Thursday, December 18, 2025

‘Erkeklik krizi’!?

 

Erkek fantezilerini meşrulaştıran faşist ve siyasal İslamcı ideolojilerle hesaplaşmadan algoritmaları suçlamak kolaydır ama asıl nedeni görünmez kılan politik bir kaçıştır.

Geçen hafta Oksijen’de yayımlanan bir yorum, İstanbul Erkek Lisesi’ndeki bir olayı merkeze alarak “erkeklik krizini”, “algoritmaların ebeveynliği”kavramıyla açıklamaya çalışıyor; çocukların sosyal medyada nefret, kadın düşmanlığı içeriğiyle beslendiğini vurguluyordu. Bu tespit önemli: Gerçekten de dijital platformlar nefret söylemi, cinsiyetçilik için yankı odası işlevi görüyor, özellikle genç erkekleri keskin kutuplaşmalara, toksik erkeklik modellerine itiyor. Ancak bu çerçevede algoritmaları “tehlikeli bir teknoloji” olarak anlatırken dikkatli olmak gerekir. Çünkü algoritmaların neyi öne çıkaracağı, egemen siyasal iklim, kültürel arzular tarafından belirleniyor. Toplumda güçlenmekte olan bir kadın düşmanlığı, homofobi, şoven milliyetçi erkeklik ideali olmasaydı algoritmalar bu kadar hızlı, yaygın nefret üretemezdi.

FANTEZİNİN SİYASALLAŞMASI

Modern faşist hareketlerin neredeyse tamamında, erkeklik bir “restorasyon projesi” olarak kurgulanır: Kadınların özgürleşmesine, LGBTİ+ varoluşuna, çoğulculuğa karşı “kaybedilmiş iktidarı geri alma” vaadi, ekonomik baskılardan, yalnızlıktan bunalan erkeklere bir tür duygusal kaçış sunar. Bu siyaset, erkek şiddetini, kadın bedenini kontrol etme arzusunu “ahlak”, “gelenek”, “milletin bekası” gibi kavramlarla kutsallaştırarak en radikal erkek fantezilerini bile normalleştiren bir atmosfer yaratır.
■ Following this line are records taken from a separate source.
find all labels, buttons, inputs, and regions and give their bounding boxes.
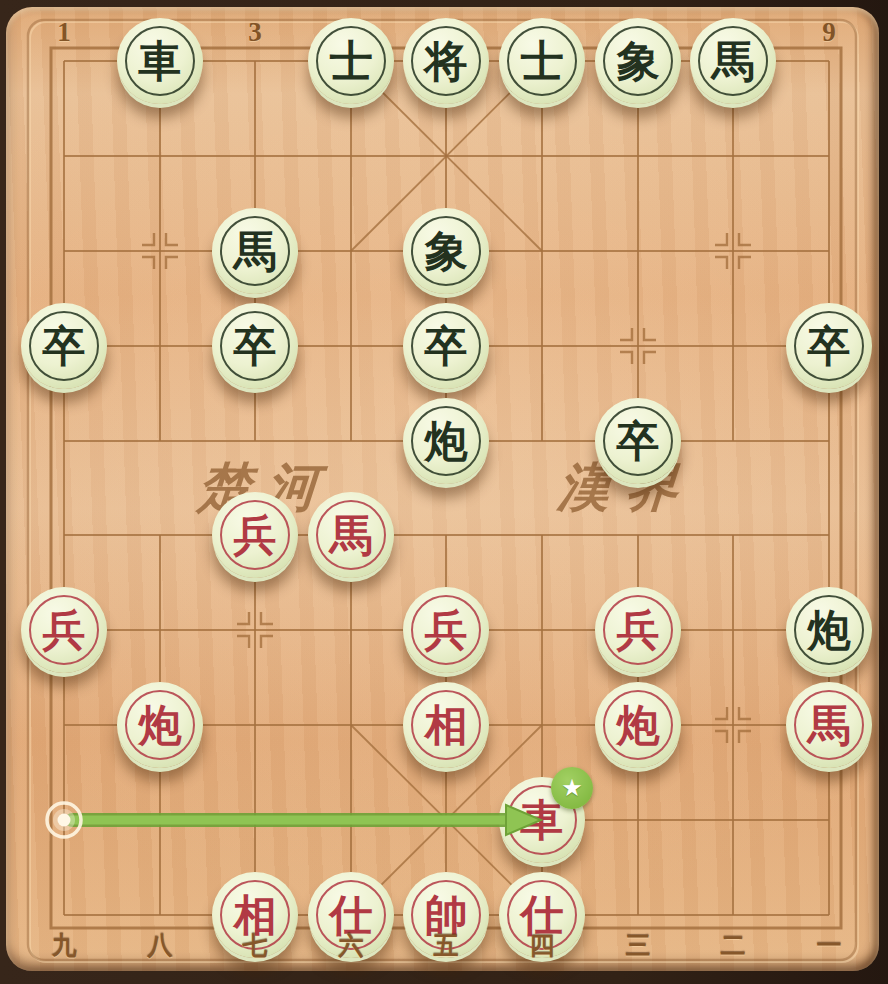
file-label-bottom-9: 一 xyxy=(807,929,851,962)
file-label-bottom-4: 六 xyxy=(329,929,373,962)
piece-black-象-f5r3[interactable]: 象 xyxy=(403,208,489,294)
file-label-top-9: 9 xyxy=(807,17,851,48)
file-label-bottom-8: 二 xyxy=(711,929,755,962)
piece-glyph: 炮 xyxy=(139,704,182,747)
piece-black-卒-f9r4[interactable]: 卒 xyxy=(786,303,872,389)
piece-black-卒-f3r4[interactable]: 卒 xyxy=(212,303,298,389)
piece-black-将-f5r1[interactable]: 将 xyxy=(403,18,489,104)
piece-black-象-f7r1[interactable]: 象 xyxy=(595,18,681,104)
wooden-board-panel xyxy=(6,7,879,971)
file-label-bottom-6: 四 xyxy=(520,929,564,962)
piece-glyph: 兵 xyxy=(43,609,86,652)
piece-glyph: 士 xyxy=(330,40,373,83)
piece-glyph: 卒 xyxy=(43,325,86,368)
last-moved-star-badge: ★ xyxy=(551,767,593,809)
piece-red-馬-f4r6[interactable]: 馬 xyxy=(308,492,394,578)
file-label-bottom-7: 三 xyxy=(616,929,660,962)
piece-red-炮-f2r8[interactable]: 炮 xyxy=(117,682,203,768)
piece-black-馬-f3r3[interactable]: 馬 xyxy=(212,208,298,294)
file-label-bottom-3: 七 xyxy=(233,929,277,962)
piece-black-炮-f5r5[interactable]: 炮 xyxy=(403,398,489,484)
piece-glyph: 兵 xyxy=(425,609,468,652)
piece-glyph: 将 xyxy=(425,40,468,83)
piece-red-兵-f5r7[interactable]: 兵 xyxy=(403,587,489,673)
file-label-bottom-2: 八 xyxy=(138,929,182,962)
piece-black-卒-f1r4[interactable]: 卒 xyxy=(21,303,107,389)
piece-glyph: 卒 xyxy=(617,420,660,463)
piece-glyph: 車 xyxy=(521,799,564,842)
piece-glyph: 象 xyxy=(617,40,660,83)
file-label-bottom-1: 九 xyxy=(42,929,86,962)
piece-glyph: 馬 xyxy=(712,40,755,83)
piece-glyph: 炮 xyxy=(425,420,468,463)
piece-red-炮-f7r8[interactable]: 炮 xyxy=(595,682,681,768)
piece-black-士-f4r1[interactable]: 士 xyxy=(308,18,394,104)
piece-glyph: 象 xyxy=(425,230,468,273)
piece-glyph: 馬 xyxy=(234,230,277,273)
piece-glyph: 相 xyxy=(425,704,468,747)
piece-black-卒-f7r5[interactable]: 卒 xyxy=(595,398,681,484)
piece-glyph: 卒 xyxy=(234,325,277,368)
piece-glyph: 兵 xyxy=(234,514,277,557)
piece-glyph: 兵 xyxy=(617,609,660,652)
xiangqi-app: 123456789 楚河 漢界 車士将士象馬馬象卒卒卒卒炮卒炮兵馬兵兵兵炮相炮馬… xyxy=(0,0,888,984)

Bu atmosferde genç erkekler, yalnızca algoritmaların sürüklediği pasif tüketiciler değildir; tersine, faşizan erkeklik mitolojilerine aktif bir biçimde özne olarak davet edilirler. 

(...)

‘KRİZİ’ NEREYE YERLEŞTİRMELİ? 

Yazar, okulu, algoritmaları tartışırken toplumsal cinsiyet eşitliğini cesaretle savunuyor ancak erkekliği daha geniş bir iktidar rejiminin parçası olarak ele almayınca önemli bir fırsatı kaçırıyor. “Erkeklik krizi”, yalnızca “kontrolsüz teknoloji” sorunu değil, “süreç olarak faşizmin” şoven milliyetçi, dindar, egemen erkek tipini ideal vatandaş modeli olarak dayatan yapısal bir dönüşüm sürecinin ürünü.

Çözüm, yalnızca “okul iklimini dönüştürmek”, “ebeveynleri, çocukları algoritma okuryazarlığı konusunda eğitmek”ten ibaret olamaz. Bu, siyasal iktidarın -yazarın unuttuğu- özelliklerini düşününce olanaklı da değildir.